La Crosse will be the focus of a four-month pilot program to develop ways to better prepare for more extreme weather and other effects attributed to climate change.

La Crosse city and county officials and staff will have a four-hour workshop Tuesday on adapting to more frequent events such as the torrential August rains that triggered flooding in 2007 and 2010.

“What used to be an anomaly ... that now is something you see every couple of years,” said Sally Kefer, a land-use team leader with the state Department of Natural Resources.

The aim is “to get the science of climate change in front of this group ... and to get them thinking where in the community we might have specific concerns we can plan for in the future,” said Amy Peterson, city planning and economic development administrator.

The program will be conducted by the Wisconsin Initiative on Climate Change Impacts, which tapped La Crosse for the study in January.

Though city staff will provide some work time, the program primarily will be paid for with a $10,000 grant to WICCI, Kefer said.

The group — which includes the University   of Wisconsin, the DNR and 70 other agencies and institutions — has done workshops with other municipalities in the past, such as Eau Claire and River Falls.

But this program will be more extensive, involving a number of state and local experts to develop a plan that could become a model for other communities statewide, Kefer said.

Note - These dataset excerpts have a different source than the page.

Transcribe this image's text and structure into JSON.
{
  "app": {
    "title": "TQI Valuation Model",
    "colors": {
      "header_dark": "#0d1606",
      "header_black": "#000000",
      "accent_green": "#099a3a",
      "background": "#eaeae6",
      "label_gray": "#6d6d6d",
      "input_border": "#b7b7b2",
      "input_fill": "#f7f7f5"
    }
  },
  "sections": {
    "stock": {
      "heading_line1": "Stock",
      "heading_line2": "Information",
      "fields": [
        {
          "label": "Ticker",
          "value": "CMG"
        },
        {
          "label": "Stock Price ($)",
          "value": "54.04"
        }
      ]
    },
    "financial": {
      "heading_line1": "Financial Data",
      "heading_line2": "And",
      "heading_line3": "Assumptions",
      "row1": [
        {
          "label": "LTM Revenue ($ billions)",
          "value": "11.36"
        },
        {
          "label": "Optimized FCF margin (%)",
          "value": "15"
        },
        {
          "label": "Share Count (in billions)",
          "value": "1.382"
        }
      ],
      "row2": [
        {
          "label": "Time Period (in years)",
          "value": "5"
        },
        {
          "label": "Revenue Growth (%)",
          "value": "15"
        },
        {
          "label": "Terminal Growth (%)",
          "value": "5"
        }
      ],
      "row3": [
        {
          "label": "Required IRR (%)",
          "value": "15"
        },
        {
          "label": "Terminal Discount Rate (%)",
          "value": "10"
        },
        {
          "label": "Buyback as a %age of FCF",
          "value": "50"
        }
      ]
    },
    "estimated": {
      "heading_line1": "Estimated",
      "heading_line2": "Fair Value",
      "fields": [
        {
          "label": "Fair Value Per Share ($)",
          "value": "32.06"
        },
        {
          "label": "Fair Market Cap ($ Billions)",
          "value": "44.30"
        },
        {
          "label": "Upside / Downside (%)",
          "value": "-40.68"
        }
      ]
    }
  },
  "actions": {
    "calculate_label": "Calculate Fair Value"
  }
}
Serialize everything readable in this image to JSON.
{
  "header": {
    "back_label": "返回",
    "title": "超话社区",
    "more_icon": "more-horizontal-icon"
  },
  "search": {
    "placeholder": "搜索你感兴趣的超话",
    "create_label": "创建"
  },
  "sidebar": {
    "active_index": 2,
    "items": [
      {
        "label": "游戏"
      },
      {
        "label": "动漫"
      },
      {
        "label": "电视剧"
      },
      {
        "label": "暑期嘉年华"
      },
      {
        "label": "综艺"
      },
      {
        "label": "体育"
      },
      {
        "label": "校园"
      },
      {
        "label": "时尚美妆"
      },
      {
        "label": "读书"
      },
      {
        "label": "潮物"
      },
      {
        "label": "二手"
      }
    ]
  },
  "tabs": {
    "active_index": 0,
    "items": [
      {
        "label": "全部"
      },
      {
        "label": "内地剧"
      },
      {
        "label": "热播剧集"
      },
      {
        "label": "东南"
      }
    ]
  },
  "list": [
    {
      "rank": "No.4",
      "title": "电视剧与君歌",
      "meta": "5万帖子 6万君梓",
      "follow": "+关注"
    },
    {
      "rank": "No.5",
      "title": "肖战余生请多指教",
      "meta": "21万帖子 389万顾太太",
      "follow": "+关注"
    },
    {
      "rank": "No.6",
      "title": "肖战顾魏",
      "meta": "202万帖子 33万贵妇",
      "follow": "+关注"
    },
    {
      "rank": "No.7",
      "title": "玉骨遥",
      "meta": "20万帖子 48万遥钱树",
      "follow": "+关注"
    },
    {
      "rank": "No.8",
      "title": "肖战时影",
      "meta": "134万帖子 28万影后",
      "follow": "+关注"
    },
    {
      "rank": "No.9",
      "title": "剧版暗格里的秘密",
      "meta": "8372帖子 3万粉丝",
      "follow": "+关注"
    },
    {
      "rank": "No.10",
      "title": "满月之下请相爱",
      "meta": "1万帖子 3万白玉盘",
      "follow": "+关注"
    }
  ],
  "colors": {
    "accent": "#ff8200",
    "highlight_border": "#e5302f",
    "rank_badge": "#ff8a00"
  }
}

The program is expected to consider all potential options, from upgrading infrastructure to better channel stormwater to promoting home rain gardens and keeping street drains and culverts clear.

Some would be relatively quick and easy adjustments, others long-term investments. 

“It’s very much an idea-generating project,” Kefer said.

The timing is good, officials said, since La Crosse County is in the process of updating its emergency plan.

This project won’t, however, include new regulations or override plans already in place for other area communities. Though it might offer ways to enhance those plans, any final decisions would be up to local governments, she said.

Nor will the project debate whether climate change is happening, Kefer said.

“It’s not a feeling,” she said. “It’s been demonstrated by scientists at our universities.”